Jason Rute (Sep 29 2020 at 12:48):
Note, it looks like this is going to be easier in Lean 4 since there are no macros or elab flag and it seems that expressions are pure data types. (Also the hashing will make serialization possibly faster since one doesn't have to traverse the whole tree.)
Gabriel Ebner (Sep 29 2020 at 12:55):
elab = ff
means pre-expression, i.e., an AST representation of the input. You should probably only look at elaborated expressions: elab = tt
. Lean 4's Expr type is essentially the elab = tt
variant.
Gabriel Ebner (Sep 29 2020 at 12:55):
Just expand macros before serialization using docs#environment.unfold_all_macros
Gabriel Ebner (Sep 29 2020 at 12:56):
You might want to look at docs#io.serialize for more efficient serialization of expressions.
Gabriel Ebner (Sep 29 2020 at 12:57):
Jason Rute said:
Or is the idea that if I see a type
expr
, it is reallyexpr tt
sincett
is the default?
Exactly.
Jason Rute (Sep 29 2020 at 12:58):
I forgot about the io.serialize
. I'll give it a try.
Scott Morrison (Sep 29 2020 at 23:14):
Have a look at branch#mathlib-cache (PR #2300), a prototype tactic written by my former student Keeley Hoek, which caches the results of begin ... end
blocks to the filesystem, for faster recompilation.
Jason Rute (Sep 30 2020 at 00:40):
@Gabriel Ebner unfold_all_macros
doesn't seem to work always. Here is a MWE based on my use case (I thought revert_all
would be a convenient way to turn the goal with its local context into a single expression, which could then be serialized.)
meta def unfold_macros_in_goal : tactic expr := do
env <- tactic.get_env,
goal <- tactic.target,
let goal := env.unfold_all_macros goal,
tactic.trace goal.to_raw_fmt,
return goal
theorem trivial_thm (m n : nat) (h1 : m = m) : n = n := by refl
example (m : nat) : m = m := begin
apply trivial_thm, -- puts delayed_abstraction macros in the goal (which I think build metavariables)

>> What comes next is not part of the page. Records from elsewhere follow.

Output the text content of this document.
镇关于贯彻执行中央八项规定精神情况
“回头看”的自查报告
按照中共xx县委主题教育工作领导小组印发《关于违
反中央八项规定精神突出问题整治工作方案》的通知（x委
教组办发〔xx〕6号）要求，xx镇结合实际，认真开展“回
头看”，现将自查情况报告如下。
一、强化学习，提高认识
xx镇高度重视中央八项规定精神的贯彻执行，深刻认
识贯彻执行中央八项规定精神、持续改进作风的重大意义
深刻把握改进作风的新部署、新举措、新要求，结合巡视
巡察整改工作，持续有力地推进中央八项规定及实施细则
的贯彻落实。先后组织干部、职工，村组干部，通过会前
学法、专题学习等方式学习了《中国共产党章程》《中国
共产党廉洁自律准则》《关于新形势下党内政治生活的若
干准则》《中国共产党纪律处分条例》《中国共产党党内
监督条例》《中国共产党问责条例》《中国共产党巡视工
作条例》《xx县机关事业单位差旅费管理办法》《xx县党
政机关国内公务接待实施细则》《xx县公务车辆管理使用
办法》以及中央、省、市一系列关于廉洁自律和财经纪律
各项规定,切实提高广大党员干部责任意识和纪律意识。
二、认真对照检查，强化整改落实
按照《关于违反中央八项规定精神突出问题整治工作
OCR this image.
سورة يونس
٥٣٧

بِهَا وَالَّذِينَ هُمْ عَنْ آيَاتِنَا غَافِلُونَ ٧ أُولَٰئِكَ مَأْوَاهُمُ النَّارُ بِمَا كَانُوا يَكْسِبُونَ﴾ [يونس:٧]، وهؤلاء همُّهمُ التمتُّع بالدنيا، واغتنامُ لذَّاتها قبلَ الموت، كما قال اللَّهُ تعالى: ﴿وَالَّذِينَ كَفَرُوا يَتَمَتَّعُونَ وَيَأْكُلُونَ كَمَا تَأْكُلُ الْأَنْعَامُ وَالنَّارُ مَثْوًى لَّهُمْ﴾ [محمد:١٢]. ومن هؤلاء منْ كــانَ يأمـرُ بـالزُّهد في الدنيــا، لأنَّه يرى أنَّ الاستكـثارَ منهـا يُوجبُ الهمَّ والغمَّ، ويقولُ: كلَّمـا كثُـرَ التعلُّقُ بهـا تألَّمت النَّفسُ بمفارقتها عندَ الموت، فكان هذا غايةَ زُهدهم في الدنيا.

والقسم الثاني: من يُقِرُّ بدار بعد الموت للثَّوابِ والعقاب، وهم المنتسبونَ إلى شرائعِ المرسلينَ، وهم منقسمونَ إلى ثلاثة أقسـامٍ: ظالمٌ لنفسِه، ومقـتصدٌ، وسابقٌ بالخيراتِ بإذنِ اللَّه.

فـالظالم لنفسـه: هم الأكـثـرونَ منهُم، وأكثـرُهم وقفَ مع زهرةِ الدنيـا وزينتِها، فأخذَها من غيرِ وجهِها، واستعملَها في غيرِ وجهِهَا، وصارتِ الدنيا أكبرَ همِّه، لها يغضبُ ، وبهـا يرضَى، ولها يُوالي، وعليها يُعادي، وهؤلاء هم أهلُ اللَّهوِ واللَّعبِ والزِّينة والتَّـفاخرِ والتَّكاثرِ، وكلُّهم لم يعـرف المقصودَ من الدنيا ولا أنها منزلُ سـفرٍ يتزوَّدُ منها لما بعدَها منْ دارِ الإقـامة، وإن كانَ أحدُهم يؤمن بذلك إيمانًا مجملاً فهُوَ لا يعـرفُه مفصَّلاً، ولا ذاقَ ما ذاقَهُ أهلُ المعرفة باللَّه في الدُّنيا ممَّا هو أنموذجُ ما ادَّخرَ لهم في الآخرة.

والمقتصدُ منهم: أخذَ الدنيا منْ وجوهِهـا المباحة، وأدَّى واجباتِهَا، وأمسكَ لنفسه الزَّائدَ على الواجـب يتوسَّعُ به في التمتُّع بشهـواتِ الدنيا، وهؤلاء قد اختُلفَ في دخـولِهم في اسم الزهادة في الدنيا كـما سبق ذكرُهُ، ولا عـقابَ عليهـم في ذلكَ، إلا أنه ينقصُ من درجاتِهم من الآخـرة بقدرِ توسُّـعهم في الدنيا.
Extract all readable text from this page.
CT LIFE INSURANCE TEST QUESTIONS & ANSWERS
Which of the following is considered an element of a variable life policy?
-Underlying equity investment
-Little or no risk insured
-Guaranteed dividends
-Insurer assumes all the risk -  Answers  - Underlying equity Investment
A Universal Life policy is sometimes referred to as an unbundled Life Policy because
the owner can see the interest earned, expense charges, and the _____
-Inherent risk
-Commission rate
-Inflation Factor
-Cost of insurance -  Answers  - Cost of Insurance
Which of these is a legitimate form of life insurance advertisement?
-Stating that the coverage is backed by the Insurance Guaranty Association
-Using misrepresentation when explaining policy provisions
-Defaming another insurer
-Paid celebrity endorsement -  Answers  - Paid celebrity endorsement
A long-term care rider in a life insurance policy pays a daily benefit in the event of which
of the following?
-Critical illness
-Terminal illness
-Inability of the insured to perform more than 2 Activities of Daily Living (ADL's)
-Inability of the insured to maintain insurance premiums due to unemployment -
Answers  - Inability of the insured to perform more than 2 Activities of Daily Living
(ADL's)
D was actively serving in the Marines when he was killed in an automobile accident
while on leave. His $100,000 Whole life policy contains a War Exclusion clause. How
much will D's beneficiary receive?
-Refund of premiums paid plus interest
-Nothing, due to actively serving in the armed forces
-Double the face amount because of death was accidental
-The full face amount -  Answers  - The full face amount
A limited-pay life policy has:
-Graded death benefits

tactic.revert_all, -- goal is ∀ (m : ℕ), ?m_1[m] = ?m_1[m]
unfold_macros_in_goal, -- "failed to expand macro" error
end
Moreover, if I try to serialize this goal I get the "'unreachable' code was reached" error. Is this a bug, or is it just not possible to unfold/serialize some expressions?
Jason Rute (Sep 30 2020 at 00:50):
@Scott Morrison I'll try to have a look. By chance, is it easy to explain what it means to cache the result of a begin...end
block? Does it just cache the term proof? Does it work for partial proofs, or just complete proofs?
Scott Morrison (Sep 30 2020 at 01:08):
Just complete proofs, sorry. :-)
Scott Morrison (Sep 30 2020 at 01:09):
It just caches the entire proof term by serializing it. Subsequent executions of the tactic block first look for a cached file, and happily proceed to use the cached term if it typechecks.